Jeff Kaiser Ockodektet (pfMENTUM)
by Robert Bush

One way to introduce more folks into an appreciation of what is commonly known as “free-jazz” or the “avant garde” is to let them know that the music, while dead serious, is also a lot of fun. The Art Ensemble of Chicago have always understood this. Trumpeter/composer/bandleader/record label owner Jeff Kaiser (who turns 62 this month) is another who has frequently woven humor into his personal aesthetic and the raucous applause that begins 132350 is the audience’s reaction to his entering the hall wearing an outrageous outfit. After tossing a bag full of noisemakers into the crowd, he sat at a pump organ, grabbed a megaphone and spoke/sang the Allen Ginsberg poem “Father Death Blues”.

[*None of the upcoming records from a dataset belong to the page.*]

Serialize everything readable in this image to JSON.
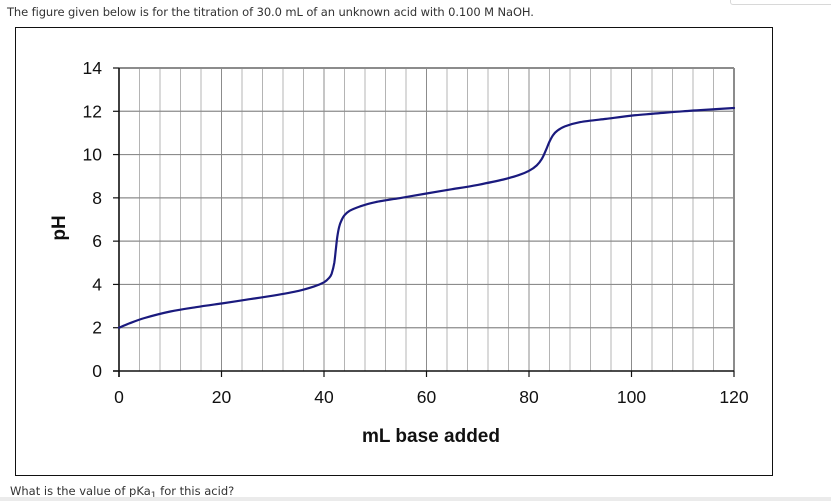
{
  "header": {
    "intro_text": "The figure given below is for the titration of 30.0 mL of an unknown acid with 0.100 M NaOH."
  },
  "question": {
    "prefix": "What is the value of pKa",
    "subscript": "1",
    "suffix": " for this acid?"
  },
  "colors": {
    "curve": "#1a1a7e",
    "grid_minor": "#b4b4b4",
    "grid_major": "#8c8c8c",
    "axis": "#111111"
  },
  "chart_data": {
    "type": "line",
    "title": "",
    "xlabel": "mL base added",
    "ylabel": "pH",
    "xlim": [
      0,
      120
    ],
    "ylim": [
      0,
      14
    ],
    "x_ticks": [
      0,
      20,
      40,
      60,
      80,
      100,
      120
    ],
    "y_ticks": [
      0,
      2,
      4,
      6,
      8,
      10,
      12,
      14
    ],
    "x_tick_labels": [
      "0",
      "20",
      "40",
      "60",
      "80",
      "100",
      "120"
    ],
    "y_tick_labels": [
      "0",
      "2",
      "4",
      "6",
      "8",
      "10",
      "12",
      "14"
    ],
    "x_minor_step": 4,
    "y_minor_step": 2,
    "grid": true,
    "legend": null,
    "series": [
      {
        "name": "pH",
        "x": [
          0,
          2,
          5,
          10,
          15,
          20,
          25,
          30,
          35,
          38,
          40,
          41,
          41.5,
          42,
          42.3,
          42.6,
          43,
          43.5,
          44,
          45,
          47,
          50,
          55,
          60,
          65,
          70,
          75,
          78,
          80,
          81.5,
          82.5,
          83.3,
          84,
          84.7,
          85.5,
          87,
          90,
          95,
          100,
          105,
          110,
          115,
          120
        ],
        "values": [
          2.0,
          2.2,
          2.45,
          2.75,
          2.95,
          3.12,
          3.3,
          3.48,
          3.7,
          3.9,
          4.1,
          4.3,
          4.5,
          5.0,
          5.6,
          6.2,
          6.7,
          7.0,
          7.2,
          7.4,
          7.6,
          7.8,
          8.0,
          8.2,
          8.4,
          8.6,
          8.85,
          9.05,
          9.25,
          9.5,
          9.8,
          10.2,
          10.6,
          10.9,
          11.1,
          11.3,
          11.5,
          11.65,
          11.8,
          11.9,
          12.0,
          12.08,
          12.15
        ]
      }
    ]
  }
}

Then things got serious. The title of the album has a numeric explanation: it should read “13”, “23”, “50”, meaning 13 pieces for 23 improvisers for the occasion of Kaiser’s 50th birthday. It begins with soft, lighter, random tones before the low brass of two tubas (Jonathan Piper and William Roper), two trombones (Michael Dessen and Michael Vlatkovich) and the leviathan contrabass saxophone of Vinny Golia begin a stuttering series of blatts that could easily blow the sheet music off the stands. Bassist Mark Dresser then emerges with myriad sounds only he could conjure before trumpeter Kris Tiner takes the baton. Dessen and Vlatkovich proceed with a wicked trombone essay then Brad Henkel wraps things up with a balloon, a trumpet mouthpiece and a ton of chutzpah.

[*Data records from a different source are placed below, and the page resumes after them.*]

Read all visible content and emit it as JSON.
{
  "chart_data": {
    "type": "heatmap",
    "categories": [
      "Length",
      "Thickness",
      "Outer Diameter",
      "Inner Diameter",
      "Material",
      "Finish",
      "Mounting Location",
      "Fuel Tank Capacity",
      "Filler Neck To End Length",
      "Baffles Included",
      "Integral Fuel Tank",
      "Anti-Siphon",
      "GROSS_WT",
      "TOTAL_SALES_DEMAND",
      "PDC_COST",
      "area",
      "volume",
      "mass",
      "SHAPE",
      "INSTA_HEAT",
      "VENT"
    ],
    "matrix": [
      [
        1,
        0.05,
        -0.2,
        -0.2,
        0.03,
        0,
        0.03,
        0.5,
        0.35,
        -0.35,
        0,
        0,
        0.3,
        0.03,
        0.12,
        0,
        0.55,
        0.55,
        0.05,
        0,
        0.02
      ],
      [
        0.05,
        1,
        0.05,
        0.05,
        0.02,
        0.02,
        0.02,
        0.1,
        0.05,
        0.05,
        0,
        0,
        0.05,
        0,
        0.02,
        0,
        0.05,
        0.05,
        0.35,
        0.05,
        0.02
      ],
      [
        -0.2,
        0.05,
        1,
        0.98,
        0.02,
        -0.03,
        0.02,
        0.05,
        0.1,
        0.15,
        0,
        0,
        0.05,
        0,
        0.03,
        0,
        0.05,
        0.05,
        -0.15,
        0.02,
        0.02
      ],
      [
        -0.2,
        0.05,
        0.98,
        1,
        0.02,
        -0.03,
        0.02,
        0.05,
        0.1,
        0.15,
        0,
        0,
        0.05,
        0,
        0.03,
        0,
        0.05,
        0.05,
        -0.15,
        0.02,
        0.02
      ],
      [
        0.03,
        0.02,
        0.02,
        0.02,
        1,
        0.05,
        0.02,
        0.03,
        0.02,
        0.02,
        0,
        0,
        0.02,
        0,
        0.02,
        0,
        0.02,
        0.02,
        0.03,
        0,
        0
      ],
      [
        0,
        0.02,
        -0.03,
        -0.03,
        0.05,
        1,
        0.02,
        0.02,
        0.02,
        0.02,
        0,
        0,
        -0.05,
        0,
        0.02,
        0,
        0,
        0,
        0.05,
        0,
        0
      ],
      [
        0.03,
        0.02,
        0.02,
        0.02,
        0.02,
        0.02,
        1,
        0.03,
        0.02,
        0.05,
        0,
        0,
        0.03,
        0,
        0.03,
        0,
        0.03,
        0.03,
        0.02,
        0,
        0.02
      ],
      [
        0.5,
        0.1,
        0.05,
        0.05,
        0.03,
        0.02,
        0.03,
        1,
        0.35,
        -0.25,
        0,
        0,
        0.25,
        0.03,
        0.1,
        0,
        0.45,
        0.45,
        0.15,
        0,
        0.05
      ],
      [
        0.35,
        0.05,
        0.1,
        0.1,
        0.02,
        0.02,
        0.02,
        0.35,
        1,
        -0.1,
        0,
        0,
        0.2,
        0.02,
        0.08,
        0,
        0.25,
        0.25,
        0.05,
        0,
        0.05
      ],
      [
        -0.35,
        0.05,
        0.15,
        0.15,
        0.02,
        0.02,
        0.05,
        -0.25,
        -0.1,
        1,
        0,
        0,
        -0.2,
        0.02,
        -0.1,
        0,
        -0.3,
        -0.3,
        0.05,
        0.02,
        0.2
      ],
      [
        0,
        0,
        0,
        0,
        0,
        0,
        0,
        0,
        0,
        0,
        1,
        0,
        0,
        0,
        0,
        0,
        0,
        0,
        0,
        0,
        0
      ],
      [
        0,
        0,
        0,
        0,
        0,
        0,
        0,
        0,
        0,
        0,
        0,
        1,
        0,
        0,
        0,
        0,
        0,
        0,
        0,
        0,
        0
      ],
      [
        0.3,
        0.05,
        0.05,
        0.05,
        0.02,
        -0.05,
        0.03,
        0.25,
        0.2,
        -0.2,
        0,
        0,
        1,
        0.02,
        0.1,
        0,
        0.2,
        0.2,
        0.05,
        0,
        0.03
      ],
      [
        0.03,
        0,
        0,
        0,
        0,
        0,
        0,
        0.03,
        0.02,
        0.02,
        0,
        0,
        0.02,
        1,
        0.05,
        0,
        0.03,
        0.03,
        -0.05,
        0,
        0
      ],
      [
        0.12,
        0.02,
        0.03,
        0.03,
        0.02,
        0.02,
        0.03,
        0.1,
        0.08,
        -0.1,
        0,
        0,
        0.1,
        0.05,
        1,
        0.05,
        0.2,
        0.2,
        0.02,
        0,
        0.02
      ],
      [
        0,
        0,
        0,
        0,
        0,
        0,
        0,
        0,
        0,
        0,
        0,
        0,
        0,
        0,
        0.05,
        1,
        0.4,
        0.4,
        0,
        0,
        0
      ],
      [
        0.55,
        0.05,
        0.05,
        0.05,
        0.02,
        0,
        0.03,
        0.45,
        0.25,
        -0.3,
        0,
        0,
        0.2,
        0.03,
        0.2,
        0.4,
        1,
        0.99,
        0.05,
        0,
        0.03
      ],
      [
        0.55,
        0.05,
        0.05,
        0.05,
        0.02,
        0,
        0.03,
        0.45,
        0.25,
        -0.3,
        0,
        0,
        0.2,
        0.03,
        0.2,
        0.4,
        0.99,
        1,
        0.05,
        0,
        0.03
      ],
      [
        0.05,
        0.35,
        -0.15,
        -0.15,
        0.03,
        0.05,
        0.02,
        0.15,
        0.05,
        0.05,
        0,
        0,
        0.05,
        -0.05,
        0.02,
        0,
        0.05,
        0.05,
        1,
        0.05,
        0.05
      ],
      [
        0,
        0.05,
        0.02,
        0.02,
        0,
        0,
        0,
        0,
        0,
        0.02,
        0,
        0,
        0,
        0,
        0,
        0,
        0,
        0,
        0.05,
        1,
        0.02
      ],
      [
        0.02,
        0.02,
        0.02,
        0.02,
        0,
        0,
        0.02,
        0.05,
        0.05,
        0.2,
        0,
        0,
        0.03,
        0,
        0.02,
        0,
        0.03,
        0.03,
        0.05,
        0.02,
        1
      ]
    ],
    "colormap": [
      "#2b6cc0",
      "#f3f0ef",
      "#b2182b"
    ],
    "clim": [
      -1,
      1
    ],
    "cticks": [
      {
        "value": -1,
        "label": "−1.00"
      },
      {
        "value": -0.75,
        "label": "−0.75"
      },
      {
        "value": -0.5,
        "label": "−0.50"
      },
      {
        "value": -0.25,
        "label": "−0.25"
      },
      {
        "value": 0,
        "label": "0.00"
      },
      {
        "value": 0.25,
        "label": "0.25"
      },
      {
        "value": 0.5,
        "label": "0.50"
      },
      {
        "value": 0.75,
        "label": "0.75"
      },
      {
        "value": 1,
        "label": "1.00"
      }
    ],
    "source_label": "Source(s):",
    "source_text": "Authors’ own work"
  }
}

Golia’s contrabass saxophone also leads off the following section and it is worth noting that of the half-dozen or so multi-instrumentalists who can afford one, he seems to transform the instrument past the novelty and into a purely musical dynamic. Many times the orchestra volleys huge dissonant chords, sounding like Bob Graettinger’s City of Glass (performed by Stan Kenton) laced with copious doses of LSD. Throughout, there are multiple opportunities for the upper-echelon of the Southern California free improvising community to strut their stuff.

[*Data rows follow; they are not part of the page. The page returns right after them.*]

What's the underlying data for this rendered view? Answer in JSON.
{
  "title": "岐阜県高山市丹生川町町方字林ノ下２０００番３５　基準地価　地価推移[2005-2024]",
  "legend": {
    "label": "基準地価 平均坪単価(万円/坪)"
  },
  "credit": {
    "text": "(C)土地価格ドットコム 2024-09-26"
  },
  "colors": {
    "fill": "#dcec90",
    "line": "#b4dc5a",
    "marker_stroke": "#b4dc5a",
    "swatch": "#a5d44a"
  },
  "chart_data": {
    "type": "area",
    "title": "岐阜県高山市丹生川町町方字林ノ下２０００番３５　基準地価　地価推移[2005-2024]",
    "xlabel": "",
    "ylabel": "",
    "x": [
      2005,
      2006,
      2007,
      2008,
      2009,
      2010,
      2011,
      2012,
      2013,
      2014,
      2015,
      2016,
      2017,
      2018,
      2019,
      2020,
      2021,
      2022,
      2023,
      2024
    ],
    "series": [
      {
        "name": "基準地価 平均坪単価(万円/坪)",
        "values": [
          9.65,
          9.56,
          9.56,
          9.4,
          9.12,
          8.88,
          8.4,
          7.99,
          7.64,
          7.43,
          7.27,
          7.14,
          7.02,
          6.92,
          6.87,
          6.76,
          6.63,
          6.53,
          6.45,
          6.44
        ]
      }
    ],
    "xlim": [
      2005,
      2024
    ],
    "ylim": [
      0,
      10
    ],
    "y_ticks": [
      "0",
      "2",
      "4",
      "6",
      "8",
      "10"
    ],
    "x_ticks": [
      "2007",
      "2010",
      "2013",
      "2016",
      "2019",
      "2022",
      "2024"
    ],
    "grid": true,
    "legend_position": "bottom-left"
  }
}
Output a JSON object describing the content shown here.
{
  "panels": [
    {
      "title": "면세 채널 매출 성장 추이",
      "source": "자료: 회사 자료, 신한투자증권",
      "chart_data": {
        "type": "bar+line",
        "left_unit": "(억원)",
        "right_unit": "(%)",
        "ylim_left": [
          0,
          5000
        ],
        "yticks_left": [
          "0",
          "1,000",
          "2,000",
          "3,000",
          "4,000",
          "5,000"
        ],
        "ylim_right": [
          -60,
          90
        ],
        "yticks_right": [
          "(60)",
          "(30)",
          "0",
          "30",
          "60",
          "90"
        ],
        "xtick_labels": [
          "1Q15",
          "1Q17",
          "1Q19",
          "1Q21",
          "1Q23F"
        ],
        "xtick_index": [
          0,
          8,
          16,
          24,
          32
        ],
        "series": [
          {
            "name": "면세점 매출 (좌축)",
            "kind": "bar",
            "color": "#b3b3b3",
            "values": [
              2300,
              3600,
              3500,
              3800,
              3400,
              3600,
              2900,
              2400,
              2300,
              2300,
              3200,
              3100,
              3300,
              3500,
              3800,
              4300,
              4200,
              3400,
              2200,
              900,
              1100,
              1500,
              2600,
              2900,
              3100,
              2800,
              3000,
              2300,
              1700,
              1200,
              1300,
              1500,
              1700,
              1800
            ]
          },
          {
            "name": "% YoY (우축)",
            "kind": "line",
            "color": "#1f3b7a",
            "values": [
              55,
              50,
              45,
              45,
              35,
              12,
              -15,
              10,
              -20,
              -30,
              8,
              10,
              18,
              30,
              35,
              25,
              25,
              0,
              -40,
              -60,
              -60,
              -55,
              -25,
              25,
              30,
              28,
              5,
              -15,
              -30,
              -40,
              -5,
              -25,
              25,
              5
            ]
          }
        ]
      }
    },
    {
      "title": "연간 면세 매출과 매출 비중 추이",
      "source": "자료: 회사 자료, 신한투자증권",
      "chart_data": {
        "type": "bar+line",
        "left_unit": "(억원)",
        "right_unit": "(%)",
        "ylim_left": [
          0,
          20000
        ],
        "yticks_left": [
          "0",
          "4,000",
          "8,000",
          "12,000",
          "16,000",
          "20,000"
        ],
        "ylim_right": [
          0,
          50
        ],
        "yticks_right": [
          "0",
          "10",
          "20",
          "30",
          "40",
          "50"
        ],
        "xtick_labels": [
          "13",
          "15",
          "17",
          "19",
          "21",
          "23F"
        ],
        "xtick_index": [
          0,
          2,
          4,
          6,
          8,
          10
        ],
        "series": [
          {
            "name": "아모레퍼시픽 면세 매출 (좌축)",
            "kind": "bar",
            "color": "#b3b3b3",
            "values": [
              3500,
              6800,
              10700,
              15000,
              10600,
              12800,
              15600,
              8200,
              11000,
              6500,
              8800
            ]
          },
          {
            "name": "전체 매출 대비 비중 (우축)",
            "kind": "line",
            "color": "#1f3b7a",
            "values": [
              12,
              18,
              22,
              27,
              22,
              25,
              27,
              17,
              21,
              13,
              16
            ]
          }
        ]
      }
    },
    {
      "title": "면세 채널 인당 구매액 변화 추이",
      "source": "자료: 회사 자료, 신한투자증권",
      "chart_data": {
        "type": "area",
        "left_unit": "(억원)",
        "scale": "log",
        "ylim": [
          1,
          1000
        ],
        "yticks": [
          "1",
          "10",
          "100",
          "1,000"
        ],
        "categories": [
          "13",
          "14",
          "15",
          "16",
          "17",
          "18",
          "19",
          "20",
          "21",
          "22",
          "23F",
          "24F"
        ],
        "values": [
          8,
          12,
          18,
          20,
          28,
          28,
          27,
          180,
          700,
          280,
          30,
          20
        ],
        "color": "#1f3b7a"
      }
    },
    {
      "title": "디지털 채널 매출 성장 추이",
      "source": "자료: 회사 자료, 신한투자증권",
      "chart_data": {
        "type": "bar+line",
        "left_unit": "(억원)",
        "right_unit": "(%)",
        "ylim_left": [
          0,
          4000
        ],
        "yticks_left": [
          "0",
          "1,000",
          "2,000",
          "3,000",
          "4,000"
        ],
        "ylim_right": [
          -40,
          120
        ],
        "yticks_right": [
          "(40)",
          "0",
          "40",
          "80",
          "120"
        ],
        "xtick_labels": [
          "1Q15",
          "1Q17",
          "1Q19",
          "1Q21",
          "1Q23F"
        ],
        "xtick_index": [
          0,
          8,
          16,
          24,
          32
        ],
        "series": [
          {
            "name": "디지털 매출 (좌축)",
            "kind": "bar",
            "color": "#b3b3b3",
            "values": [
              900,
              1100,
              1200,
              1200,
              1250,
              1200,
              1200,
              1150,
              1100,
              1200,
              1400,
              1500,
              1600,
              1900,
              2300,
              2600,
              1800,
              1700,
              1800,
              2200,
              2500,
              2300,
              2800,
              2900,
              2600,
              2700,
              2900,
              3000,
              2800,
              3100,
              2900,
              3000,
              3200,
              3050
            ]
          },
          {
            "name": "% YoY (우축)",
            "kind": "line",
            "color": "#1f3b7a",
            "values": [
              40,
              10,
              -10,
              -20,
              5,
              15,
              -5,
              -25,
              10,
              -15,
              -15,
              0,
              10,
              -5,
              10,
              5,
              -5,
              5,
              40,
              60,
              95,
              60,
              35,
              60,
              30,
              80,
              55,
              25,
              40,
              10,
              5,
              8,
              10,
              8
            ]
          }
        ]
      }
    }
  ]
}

And, one cannot deny the power of Kaiser’s twisted sense of humor. To close out the show, he returned to the pump organ to croon out a hilarious version of the 1962 Skeeter Davis pop tearjerker “End of the World”, with musical saw accompaniment by bassist Jim Connolly to the crowd’s approval. What a delight to see this finally surface long after Kaiser’s big 5-0 celebration.